Israeli Prime Minister Benjamin Netanyahu has said a Palestinian state must be demilitarized so as not to threaten Israel. The Palestinians do not object to this demand, but say it should be discussed in negotiations with Israel.
ISRAELI SETTLEMENTS
Ahead of a final peace agreement that would determine the status of settlements Israel has built in the West Bank and East Jerusalem --- land it captured in the 1967 Middle East war --- Palestinian President Mahmoud Abbas has called for a total freeze of their expansion in line with a commitment Israel made under a 2003 U.S.-backed road map for peace.
Among other things, the road map also committed the Palestinian Authority to move against those planning or executing attacks on Israelis. Western powers say Abbas has improved Israel's security, but Israel says it is not enough.

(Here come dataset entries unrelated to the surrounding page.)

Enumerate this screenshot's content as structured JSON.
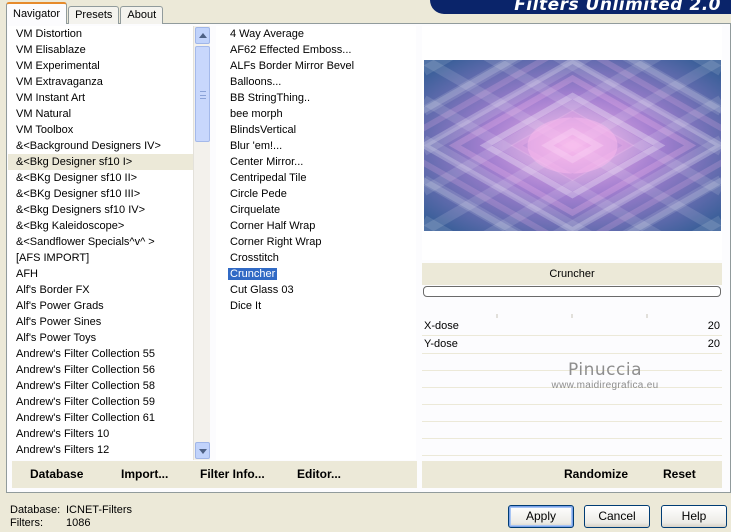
{
  "banner": {
    "title": "Filters Unlimited 2.0"
  },
  "tabs": [
    {
      "label": "Navigator",
      "active": true
    },
    {
      "label": "Presets",
      "active": false
    },
    {
      "label": "About",
      "active": false
    }
  ],
  "categories": {
    "items": [
      "VM Distortion",
      "VM Elisablaze",
      "VM Experimental",
      "VM Extravaganza",
      "VM Instant Art",
      "VM Natural",
      "VM Toolbox",
      "&<Background Designers IV>",
      "&<Bkg Designer sf10 I>",
      "&<BKg Designer sf10 II>",
      "&<BKg Designer sf10 III>",
      "&<Bkg Designers sf10 IV>",
      "&<Bkg Kaleidoscope>",
      "&<Sandflower Specials^v^ >",
      "[AFS IMPORT]",
      "AFH",
      "Alf's Border FX",
      "Alf's Power Grads",
      "Alf's Power Sines",
      "Alf's Power Toys",
      "Andrew's Filter Collection 55",
      "Andrew's Filter Collection 56",
      "Andrew's Filter Collection 58",
      "Andrew's Filter Collection 59",
      "Andrew's Filter Collection 61",
      "Andrew's Filters 10",
      "Andrew's Filters 12"
    ],
    "selected_index": 8
  },
  "filters": {
    "items": [
      "4 Way Average",
      "AF62 Effected Emboss...",
      "ALFs Border Mirror Bevel",
      "Balloons...",
      "BB StringThing..",
      "bee morph",
      "BlindsVertical",
      "Blur 'em!...",
      "Center Mirror...",
      "Centripedal Tile",
      "Circle Pede",
      "Cirquelate",
      "Corner Half Wrap",
      "Corner Right Wrap",
      "Crosstitch",
      "Cruncher",
      "Cut Glass  03",
      "Dice It"
    ],
    "selected_index": 15
  },
  "preview": {
    "colors": {
      "edge": "#3a5f99",
      "mid": "#a37fd0",
      "glow": "#f7b8ec"
    }
  },
  "filter_name": "Cruncher",
  "progress": 0,
  "params": [
    {
      "label": "X-dose",
      "value": "20"
    },
    {
      "label": "Y-dose",
      "value": "20"
    }
  ],
  "watermark": {
    "line1": "Pinuccia",
    "line2": "www.maidiregrafica.eu"
  },
  "left_buttons": {
    "database": "Database",
    "import": "Import...",
    "filter_info": "Filter Info...",
    "editor": "Editor..."
  },
  "right_buttons": {
    "randomize": "Randomize",
    "reset": "Reset"
  },
  "status": {
    "database_label": "Database:",
    "database_value": "ICNET-Filters",
    "filters_label": "Filters:",
    "filters_value": "1086"
  },
  "dialog_buttons": {
    "apply": "Apply",
    "cancel": "Cancel",
    "help": "Help"
  }
}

Netanyahu announced in November a 10-month halt to new housing starts in West Bank settlements. He did not apply the measure to East Jerusalem, also captured from Jordan in 1967.
Palestinians say all settlements should be evacuated, and along with the World Court and major powers, consider them illegal. Netanyahu has pledged to keep several major settlement blocs in any peace deal. Previous Israeli governments have said they could compensate by giving Palestinians land elsewhere.
JERUSALEM
Palestinians want East Jerusalem, which includes the Old City and its sites sacred to Muslims, Jews and Christians, to be the capital of the state they aim to establish in the West Bank and Gaza Strip. Netanyahu has said Jerusalem would remain Israel's indivisible and eternal capital. Israel's claim to Jerusalem is not recognized internationally.
REFUGEES
Palestinians have long demanded that refugees who fled or were forced to leave in the war of Israel's creation in 1948 should be allowed to return, along with millions of their descendants. Yet Palestinian negotiators have signaled they would accept a just and agreed-upon solution for refugees as laid out in a U.N. resolution that mentions compensation for those who settle elsewhere.
Israel says any resettlement of Palestinian refugees must occur outside of its borders.